The Treatise on Money contains a piece of analysis that I have found illuminating. It deals with the financial side of a business downturn. Keynes assumes an initial equilibrium disturbed by a decline in expected future revenues from present capital accumulation. Firms cut back on investment and, as activity levels decline, direct some part of cash flow to the repayment of trade credit and of bank loans. As short rates decline, banks choose not to relend all these funds but instead to improve their own reserve positions. Thus the system as a whole shows an increased demand for high-powered money and simultaneously a decrease in the volume of bank money held by the non-bank sector. Keynes’s preference for speaking of ‘liquidity preference’ rather than ‘demand for money’ becomes understandable in this context since while an increase in liquidity preference does constitute an increase in the demand for outside money it also leads to a decrease in the volume of inside money.

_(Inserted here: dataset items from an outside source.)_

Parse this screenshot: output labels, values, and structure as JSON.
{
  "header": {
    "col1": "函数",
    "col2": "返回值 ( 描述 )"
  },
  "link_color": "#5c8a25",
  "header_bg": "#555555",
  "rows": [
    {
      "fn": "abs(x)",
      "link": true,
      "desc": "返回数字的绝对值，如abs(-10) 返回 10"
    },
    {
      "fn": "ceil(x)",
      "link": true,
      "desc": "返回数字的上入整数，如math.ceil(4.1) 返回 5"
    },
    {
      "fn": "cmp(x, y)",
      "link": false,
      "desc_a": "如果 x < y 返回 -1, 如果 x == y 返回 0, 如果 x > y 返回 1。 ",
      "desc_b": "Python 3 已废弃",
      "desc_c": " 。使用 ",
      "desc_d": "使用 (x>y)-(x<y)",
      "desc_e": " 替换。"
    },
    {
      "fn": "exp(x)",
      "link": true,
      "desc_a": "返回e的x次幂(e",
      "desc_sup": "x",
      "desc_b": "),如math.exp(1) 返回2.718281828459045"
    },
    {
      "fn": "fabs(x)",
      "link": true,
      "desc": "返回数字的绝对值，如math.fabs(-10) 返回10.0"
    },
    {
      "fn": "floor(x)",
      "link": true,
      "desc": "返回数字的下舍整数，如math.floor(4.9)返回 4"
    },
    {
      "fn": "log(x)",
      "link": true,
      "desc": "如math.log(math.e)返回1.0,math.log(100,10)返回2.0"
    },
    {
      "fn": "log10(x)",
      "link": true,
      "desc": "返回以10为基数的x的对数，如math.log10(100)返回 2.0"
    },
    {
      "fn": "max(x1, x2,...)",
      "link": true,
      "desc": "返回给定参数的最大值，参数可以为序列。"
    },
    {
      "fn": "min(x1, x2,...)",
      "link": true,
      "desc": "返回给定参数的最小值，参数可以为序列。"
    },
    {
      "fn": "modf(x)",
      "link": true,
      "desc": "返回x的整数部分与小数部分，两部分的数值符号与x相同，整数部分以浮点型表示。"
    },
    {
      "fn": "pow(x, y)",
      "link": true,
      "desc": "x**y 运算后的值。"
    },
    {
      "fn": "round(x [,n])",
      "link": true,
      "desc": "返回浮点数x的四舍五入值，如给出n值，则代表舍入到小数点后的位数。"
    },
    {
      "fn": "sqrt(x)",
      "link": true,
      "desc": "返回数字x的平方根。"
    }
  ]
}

What makes this analysis relevant in today’s context is that it describes a process of general deleveraging as part of a business downturn. Causally, it is the decline of investment expectations and the consequent contraction of output that prompts deleveraging. Today, we are faced with the converse question of whether or not the deleveraging that the financial sector is rather desperately trying to carry through will of necessity bring about a serious recession. For many months now, we have been treated to brave protestations from all sorts of sources that the real economy is strong and will not be much affected by the credit crisis. Yet, it is quite clear that, in a closed system, it is a fallacy of composition to suppose that general deleveraging can take place with out a decline in asset prices and excess supply of goods and services in general (Leijonhufvud  2007c).

Of course, the US private sector is not a closed system. Leverage can be reduced and liquidity improved by inducing sovereign wealth funds or other foreign entities to assume an equity interest in domestic enterprises as some American banks have done. Similarly, the  government can guarantee certain private sector debts and/or swap safe and liquid government debt for risky  and illiquid private debt. This too has been done. But there are limits to both these safety valves and it  remains a serious question whether they will suffice to stave off a serious and long-lasting recession.